I'm not sure that archiving the patches would help query performance at
all, but I'd have to check it out a bit. The query that Django generates
is certainly.... "interesting".
Stewart Smith Aug. 9, 2018, 2:06 a.m. UTC | #5
Daniel Axtens <dja@axtens.net> writes:
> Daniel Axtens <dja@axtens.net> writes:
>
>> Konstantin Ryabitsev <konstantin@linuxfoundation.org> writes:
>>
>>> On Wed, Aug 08, 2018 at 05:40:06PM +1000, Stewart Smith wrote:
>>>>There's two main bits that are really expensive when composing the list
>>>>of patches for a project: the query getting the list, and the query
>>>>finding the series for each patch.
>>>
>>> Stewart:
>>>
>>> Thanks for working on this! Do you think this would help with pagination 
>>> as well? I find that in semi-abandoned projects like 
>>> https://patchwork.kernel.org/project/qemu-devel/list/ it takes a few 
>>> seconds to load the list view due to 800+ pages of unprocessed patches.  
>>> I am currently considering an automated script that would auto-archive 
>>> patches older than 6 months, but if simply improving pagination times 
>>> would fix the issue, then I wouldn't need to bother.
>>
>> It should do. From a brief look at his patch, it fixes a hot path in
>> __init__.py that goes through the paginator (and which I was *sure* I
>> had looked at, but apparently I had not!) I'll do a quick sanity check
>
> Ah, I have figured out what I had thought I had fixed!
>
> So you're hitting the issue where the db has to fetch the 'diff',
> 'content' and 'headers' out of Submission just to list the patches,
> which is clearly utterly bonkers. This is *despite* the defer() we
> attempt to do - jk reported a Django bug for it: [1].

Yeah, that'd explain it. I was kind of going "wtf" a lot at that, and
then doing something kind of crazy to try and get things down to
something even *remotely* sane.

I was almost tempted to rewrite the page just as raw SQL rather than
using Django at all, at least then it won't randomly regress in the
future. I may be a cranky database guy with a healthy disdain for the
SQL that comes out of ORMs though :)

> I suppose it's worth taking the patch - the Django fix certainly isn't
> going to hit the 1.11 stable tree and we're not supporting 2.0 just
> yet. I do still want to check it properly first, so ...
>
>> on it and hopefully apply it to master and stable/2.1 within the next
>> few days. (but no promises!)
>
> ... this lack-of-a-firm-timeline still applies.

Any random testing / whatever I can do locally to try and help?

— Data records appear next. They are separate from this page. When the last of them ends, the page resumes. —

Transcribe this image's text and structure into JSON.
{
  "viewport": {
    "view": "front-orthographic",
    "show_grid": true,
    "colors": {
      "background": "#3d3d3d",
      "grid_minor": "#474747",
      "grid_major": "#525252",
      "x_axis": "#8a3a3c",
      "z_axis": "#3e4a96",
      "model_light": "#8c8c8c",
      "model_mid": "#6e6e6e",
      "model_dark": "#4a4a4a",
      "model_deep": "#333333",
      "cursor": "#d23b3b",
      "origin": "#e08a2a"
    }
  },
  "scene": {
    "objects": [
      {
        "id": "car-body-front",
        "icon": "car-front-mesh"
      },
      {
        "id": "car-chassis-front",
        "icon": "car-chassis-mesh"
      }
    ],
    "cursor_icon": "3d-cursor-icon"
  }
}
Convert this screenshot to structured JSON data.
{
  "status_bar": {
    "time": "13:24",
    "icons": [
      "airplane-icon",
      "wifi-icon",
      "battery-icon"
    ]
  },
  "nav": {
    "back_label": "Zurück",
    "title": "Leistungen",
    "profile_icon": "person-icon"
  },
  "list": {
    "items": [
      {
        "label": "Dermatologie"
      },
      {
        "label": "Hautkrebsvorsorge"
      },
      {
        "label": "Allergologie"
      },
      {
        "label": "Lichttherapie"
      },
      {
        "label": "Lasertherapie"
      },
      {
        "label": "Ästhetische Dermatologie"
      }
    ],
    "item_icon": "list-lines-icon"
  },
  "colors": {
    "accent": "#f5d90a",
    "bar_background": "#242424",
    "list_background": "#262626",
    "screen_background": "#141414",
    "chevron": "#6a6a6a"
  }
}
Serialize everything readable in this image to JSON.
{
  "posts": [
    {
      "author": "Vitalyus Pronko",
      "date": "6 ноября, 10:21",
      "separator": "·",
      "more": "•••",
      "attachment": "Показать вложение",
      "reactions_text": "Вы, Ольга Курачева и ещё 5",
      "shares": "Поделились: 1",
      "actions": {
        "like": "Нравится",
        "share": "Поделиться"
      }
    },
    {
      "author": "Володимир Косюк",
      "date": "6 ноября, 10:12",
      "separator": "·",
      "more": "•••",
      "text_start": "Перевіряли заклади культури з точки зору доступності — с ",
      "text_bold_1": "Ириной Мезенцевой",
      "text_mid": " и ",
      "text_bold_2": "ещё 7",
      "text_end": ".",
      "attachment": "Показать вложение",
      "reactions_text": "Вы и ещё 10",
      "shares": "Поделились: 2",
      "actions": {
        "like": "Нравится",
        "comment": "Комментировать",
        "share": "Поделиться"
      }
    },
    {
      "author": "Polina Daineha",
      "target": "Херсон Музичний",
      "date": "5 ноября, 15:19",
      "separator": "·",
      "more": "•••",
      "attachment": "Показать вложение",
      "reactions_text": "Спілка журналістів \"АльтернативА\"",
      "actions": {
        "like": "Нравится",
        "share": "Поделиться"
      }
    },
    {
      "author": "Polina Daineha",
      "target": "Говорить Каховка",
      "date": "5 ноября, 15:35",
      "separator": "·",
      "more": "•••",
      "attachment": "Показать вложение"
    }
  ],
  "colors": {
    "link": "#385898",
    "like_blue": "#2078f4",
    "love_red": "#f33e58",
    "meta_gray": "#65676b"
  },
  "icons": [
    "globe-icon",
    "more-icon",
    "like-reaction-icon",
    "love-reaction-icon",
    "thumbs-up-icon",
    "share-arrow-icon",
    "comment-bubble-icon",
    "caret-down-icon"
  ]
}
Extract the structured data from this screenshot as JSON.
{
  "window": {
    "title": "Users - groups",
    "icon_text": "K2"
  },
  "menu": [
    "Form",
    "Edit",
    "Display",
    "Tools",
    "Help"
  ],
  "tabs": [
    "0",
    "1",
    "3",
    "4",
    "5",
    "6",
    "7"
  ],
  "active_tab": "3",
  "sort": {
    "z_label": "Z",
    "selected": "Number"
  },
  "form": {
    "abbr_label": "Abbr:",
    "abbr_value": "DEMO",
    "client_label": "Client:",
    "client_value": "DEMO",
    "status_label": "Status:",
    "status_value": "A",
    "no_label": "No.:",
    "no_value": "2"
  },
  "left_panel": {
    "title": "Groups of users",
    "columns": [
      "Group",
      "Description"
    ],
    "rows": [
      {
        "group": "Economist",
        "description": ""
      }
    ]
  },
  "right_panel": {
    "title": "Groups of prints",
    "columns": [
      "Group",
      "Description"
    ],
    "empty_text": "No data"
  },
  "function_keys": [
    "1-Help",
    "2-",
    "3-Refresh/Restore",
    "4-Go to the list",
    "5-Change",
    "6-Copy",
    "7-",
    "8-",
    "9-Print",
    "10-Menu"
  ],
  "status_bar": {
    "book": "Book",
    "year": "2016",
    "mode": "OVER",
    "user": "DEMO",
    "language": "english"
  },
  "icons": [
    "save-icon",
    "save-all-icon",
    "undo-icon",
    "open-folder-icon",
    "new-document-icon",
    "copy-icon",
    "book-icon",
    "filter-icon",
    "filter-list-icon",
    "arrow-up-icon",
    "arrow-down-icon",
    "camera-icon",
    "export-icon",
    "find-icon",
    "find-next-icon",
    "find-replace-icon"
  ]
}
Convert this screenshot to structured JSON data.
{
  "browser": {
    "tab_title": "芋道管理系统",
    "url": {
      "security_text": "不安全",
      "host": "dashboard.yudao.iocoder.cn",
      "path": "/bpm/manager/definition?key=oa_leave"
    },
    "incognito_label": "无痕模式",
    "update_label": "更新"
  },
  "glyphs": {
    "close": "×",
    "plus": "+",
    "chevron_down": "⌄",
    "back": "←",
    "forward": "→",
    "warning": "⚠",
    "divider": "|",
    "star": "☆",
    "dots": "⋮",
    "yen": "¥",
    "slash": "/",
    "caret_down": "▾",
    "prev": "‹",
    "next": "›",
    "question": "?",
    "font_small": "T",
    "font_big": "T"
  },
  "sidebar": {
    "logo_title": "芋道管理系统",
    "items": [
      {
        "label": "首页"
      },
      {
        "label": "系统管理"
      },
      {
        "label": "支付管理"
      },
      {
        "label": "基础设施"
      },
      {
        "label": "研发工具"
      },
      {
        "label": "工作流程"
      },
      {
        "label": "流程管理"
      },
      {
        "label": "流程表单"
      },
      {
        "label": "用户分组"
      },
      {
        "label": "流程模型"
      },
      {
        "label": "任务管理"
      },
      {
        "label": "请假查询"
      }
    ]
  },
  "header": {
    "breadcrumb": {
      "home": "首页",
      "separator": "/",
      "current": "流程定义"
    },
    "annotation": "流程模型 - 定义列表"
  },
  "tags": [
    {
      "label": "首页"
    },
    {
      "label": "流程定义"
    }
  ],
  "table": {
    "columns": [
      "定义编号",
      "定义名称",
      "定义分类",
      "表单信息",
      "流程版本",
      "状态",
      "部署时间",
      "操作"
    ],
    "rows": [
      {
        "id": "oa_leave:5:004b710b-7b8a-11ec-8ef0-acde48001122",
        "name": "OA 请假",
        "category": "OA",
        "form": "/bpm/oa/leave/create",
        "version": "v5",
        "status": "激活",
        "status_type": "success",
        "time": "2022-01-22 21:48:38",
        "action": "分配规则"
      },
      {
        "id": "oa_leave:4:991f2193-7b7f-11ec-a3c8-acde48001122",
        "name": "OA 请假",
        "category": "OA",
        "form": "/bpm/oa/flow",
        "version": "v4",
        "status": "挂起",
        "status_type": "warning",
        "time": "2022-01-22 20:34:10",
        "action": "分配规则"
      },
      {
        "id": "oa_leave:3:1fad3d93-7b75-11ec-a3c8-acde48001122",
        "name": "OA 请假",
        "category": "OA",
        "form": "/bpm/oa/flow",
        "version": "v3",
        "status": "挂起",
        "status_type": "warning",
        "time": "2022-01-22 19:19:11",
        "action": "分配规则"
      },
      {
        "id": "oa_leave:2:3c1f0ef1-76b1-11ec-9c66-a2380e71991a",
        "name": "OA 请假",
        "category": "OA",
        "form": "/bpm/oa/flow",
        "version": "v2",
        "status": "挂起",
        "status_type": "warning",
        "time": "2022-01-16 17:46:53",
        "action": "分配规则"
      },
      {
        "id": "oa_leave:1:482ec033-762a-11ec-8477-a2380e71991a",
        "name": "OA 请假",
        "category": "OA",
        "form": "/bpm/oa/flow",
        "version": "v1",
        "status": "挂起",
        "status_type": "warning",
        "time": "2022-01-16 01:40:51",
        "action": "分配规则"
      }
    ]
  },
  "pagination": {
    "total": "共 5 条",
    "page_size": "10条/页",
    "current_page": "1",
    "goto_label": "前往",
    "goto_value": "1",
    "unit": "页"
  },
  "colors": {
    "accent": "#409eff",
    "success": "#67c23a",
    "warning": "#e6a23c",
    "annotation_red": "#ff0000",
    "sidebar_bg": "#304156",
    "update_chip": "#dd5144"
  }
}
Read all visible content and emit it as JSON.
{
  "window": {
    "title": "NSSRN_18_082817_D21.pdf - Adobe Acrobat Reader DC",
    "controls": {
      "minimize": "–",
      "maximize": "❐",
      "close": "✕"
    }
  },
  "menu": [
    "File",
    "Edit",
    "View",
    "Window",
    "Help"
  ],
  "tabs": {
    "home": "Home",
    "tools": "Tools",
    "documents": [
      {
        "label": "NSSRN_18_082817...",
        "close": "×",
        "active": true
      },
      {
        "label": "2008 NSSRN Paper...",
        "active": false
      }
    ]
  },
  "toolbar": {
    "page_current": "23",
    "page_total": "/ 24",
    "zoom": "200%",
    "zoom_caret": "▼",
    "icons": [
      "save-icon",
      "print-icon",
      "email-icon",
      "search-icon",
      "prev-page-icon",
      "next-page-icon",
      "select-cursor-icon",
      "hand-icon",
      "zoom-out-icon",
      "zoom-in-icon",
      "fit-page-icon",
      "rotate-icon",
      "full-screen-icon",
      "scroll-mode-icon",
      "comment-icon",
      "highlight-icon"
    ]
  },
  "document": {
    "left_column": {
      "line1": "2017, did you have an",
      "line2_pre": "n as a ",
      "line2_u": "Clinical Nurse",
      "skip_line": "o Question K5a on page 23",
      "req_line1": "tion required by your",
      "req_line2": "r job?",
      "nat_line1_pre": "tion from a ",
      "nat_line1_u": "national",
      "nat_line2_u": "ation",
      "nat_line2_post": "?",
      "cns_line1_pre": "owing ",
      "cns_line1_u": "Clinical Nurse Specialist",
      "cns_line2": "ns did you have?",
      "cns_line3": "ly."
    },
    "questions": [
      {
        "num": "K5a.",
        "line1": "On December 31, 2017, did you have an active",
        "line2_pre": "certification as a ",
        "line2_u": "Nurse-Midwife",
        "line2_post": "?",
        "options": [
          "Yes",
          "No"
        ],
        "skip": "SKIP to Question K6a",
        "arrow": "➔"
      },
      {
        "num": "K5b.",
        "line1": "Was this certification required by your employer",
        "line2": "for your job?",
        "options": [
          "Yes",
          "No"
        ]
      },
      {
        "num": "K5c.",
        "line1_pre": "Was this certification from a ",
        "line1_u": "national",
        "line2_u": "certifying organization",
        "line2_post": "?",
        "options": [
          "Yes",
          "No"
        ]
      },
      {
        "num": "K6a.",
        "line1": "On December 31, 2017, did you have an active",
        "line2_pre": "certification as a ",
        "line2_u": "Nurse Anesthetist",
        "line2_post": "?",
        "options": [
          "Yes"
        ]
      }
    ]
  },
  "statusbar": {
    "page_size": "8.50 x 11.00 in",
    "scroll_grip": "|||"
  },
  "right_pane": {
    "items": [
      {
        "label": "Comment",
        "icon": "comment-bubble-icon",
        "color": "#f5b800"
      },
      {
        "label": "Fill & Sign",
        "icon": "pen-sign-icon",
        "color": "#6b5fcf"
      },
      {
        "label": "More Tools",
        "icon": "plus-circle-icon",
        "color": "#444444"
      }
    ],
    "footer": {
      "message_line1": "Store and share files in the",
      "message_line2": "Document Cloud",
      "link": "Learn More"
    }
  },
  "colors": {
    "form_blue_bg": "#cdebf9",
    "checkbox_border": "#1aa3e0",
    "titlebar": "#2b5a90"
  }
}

This is literally my first time poking at anything Django.
Konstantin Ryabitsev Aug. 9, 2018, 2:24 p.m. UTC | #6
On Thu, Aug 09, 2018 at 11:55:16AM +1000, Stewart Smith wrote:
>Out of interest, does the kernel.org instance back onto PostgreSQL or
>MySQL? 

We have one of each. The original instance patchwork.kernel.org is on 
MySQL (well, MariaDB), because that's the database cluster we have in 
our PDX DC. When we split the LKML project off to a VM in AWS 
(lore.kernel.org/patchwork), we set up a separate instance that's backed 
by the AWS PostgreSQL instance. However, that instance is for archival 
purposes only, and the one that's actually used for patch tracking and 
management is patchwork.kernel.org.

>I have a bunch of ideas that would quite dramatically improve
>performance on MySQL (properly using primary keys to force disk layout
>to be sane, rather than the current screw-locality method that Django
>enforces). On PostgreSQL, things are a bit different, but it's possible
>an occasional ALTER TABLE CLUSTER BY (or whatever the syntax is) could
>help a *lot*.

If you want to recreate a huge project, you can feed 20 years of LKML 
archives into it. :) 

>I'm not sure that archiving the patches would help query performance at
>all, but I'd have to check it out a bit. The query that Django generates
>is certainly.... "interesting".

I know for a fact that it does, because I have empirical evidence to 
prove it. Go to lore.kernel.org/patchwork and try the patch listing with 
Archived=No and without it. There will be a few seconds difference.

-K
diff mbox series

Patch

diff --git a/patchwork/models.py b/patchwork/models.py
index 6268f5b72e3c..d2b88fc48c91 100644
--- a/patchwork/models.py
+++ b/patchwork/models.py
@@ -747,7 +747,6 @@  class Series(FilenameMixin, models.Model):
         return self.name if self.name else 'Untitled series #%d' % self.id
 
     class Meta:
-        ordering = ('date',)
         verbose_name_plural = 'Series'
 
 
diff --git a/patchwork/views/__init__.py b/patchwork/views/__init__.py
index f8d23a388ac7..96fd0798af5a 100644
--- a/patchwork/views/__init__.py
+++ b/patchwork/views/__init__.py
@@ -287,6 +287,8 @@  def generic_list(request, project, view, view_args=None, filter_settings=None,
     # rendering the list template
     patches = patches.select_related('state', 'submitter', 'delegate')
 
+    patches = patches.only('state','submitter','delegate','project','name','date')
+
     # we also need checks and series
     patches = patches.prefetch_related('check_set', 'series')